Konfirmandengabe 2017

Hilfe für evangelische Schulen in Syrien

Ghazal (16) lebt mit ihrer Familie in Homs in Syrien. Seit sie 11 Jahre alt ist, muss sie den Krieg ertragen. Es war schon so schlimm, dass sie monatelang in ihrer Wohnung ausharren mussten. Sie und ihre Schwestern konnten nicht zur Schule gehen und es mangelte am Nötigsten. Inzwischen hat sich die Lage etwas beruhigt, aber von Frieden und Normalität kann nicht die Rede sein. Es ist noch immer Krieg. Wenigstens können sie und ihre Schwestern wieder zur Schule gehen. Das ist für sie ein Stück Himmel. Den arabisch-evangelischen Gemeinden in Syrien ist es sehr wichtig ihre Schulen offen zu halten. So auch der Gemeinde in Homs zu der Ghazal und ihre Familie gehört. Das GAW unterstützt die Gemeinden bei der Lebensmittelbeschaffung, bei der Reparatur von Kirchen, Schulen und Kindergärten, die durch Angriffe beschädigt wurden, beim Brunnenbau und auch beim Betrieb der Schulen. Bildung ist gerade jetzt sehr wichtig. Denn ohne Bildung wächst eine verlorene Generation heran.
 

Mit der Konfigabe 2017 helfen sie, dass Kinder und Jugendliche in Syrien den Zugang zu Bildung erhalten und so auch Hoffnung. 

Ein Gemeindehaus für Cochabamba (Bolivien)

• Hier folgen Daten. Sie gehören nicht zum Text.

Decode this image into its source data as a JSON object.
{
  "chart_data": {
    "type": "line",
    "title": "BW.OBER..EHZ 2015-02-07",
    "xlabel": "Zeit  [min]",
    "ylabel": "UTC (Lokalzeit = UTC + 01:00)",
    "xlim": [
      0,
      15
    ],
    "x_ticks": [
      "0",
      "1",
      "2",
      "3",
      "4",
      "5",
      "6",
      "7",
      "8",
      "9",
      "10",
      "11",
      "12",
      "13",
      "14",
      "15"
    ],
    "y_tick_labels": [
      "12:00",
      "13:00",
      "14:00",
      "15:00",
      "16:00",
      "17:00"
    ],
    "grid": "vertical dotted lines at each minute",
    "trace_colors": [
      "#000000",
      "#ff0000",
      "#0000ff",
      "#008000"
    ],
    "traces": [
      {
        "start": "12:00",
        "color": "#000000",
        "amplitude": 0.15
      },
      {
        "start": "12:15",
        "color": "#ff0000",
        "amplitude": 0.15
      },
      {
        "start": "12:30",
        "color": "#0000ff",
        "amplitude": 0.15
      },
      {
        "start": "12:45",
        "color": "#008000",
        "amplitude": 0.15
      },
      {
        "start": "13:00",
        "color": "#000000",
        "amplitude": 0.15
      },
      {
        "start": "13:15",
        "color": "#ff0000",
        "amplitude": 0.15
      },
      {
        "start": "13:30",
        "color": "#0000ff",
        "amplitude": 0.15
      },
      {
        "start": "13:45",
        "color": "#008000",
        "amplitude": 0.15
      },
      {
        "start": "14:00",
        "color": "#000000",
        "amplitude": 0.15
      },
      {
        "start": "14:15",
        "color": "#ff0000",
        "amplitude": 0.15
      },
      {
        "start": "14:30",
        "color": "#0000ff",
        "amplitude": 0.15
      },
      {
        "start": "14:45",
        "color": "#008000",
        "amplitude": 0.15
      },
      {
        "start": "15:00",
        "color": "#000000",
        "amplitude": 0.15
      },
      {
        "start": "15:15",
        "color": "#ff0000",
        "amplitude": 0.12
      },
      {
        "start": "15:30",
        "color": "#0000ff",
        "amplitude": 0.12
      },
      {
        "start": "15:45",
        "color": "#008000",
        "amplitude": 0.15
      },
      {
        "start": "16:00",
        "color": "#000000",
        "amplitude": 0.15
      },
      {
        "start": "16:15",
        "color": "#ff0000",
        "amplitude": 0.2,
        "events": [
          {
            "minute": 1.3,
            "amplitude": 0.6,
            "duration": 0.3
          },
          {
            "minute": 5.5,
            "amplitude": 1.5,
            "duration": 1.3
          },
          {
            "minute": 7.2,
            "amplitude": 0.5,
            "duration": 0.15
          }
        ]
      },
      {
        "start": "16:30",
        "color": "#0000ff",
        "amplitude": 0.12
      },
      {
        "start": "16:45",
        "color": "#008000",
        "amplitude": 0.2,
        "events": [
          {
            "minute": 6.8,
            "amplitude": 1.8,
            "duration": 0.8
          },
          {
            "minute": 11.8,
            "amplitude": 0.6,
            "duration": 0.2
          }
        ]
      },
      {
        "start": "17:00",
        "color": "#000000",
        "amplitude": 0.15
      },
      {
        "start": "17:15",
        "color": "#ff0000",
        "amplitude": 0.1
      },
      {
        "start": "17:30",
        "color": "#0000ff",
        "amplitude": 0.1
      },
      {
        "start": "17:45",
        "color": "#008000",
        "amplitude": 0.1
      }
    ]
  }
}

Rodrigo (13) lebt mit seinen Eltern und seinen sieben Geschwistern in nur zwei Zimmern in einem armen Stadtviertel von Cochabamba in Bolivien. Sie sind wie viele Bolivianer vom Land in die Stadt gezogen, um der Armut und vielen Entbehrungen auf dem Land zu entkommen. Aber nur die Wenigsten finden in der Stadt das erhoffte, bessere Leben. Gerade in den armen Stadtvierteln gibt es kriminelle Banden, Drogen und Gewalt. Oft zerbrechen die Familien der ehemaligen Landbewohner an den Folgen der Entwurzelung aus der Heimat und an den neuen Herausforderungen. Deshalb hat die Evangelisch-Lutherische Kirche in Bolivien vor zehn Jahren eine Gemeinde in Cochabamba gegründet. Auch Rodrigos Familie angehört dieser Gemeinde an. Hier finden Familien, die vom Land in die Stadt gezogen sind, eine neue Heimat. Die Kinder bekommen nach der Schule eine warme Mahlzeit, Hilfe bei Hausaufgaben, beim Lernen und die Gemeinde bietet ihnen ein sicheres Umfeld. Sie trifft sich momentan noch in einer angemieteten Wohnung. Doch die Gemeinde wächst, es wird eng und es gibt Probleme mit den Nachbarn. Mit Hilfe des GAW hat die Gemeinde schon ein Grundstück gekauft. Jetzt soll dort ein eigenes Gemeindehaus entstehen.
 

Mit der Konfigabe 2017 unterstützen sie die wachsende Gemeinde beim Bau eines Gemeindehauses in Cochabamba und schenken so  ein Stück Heimat.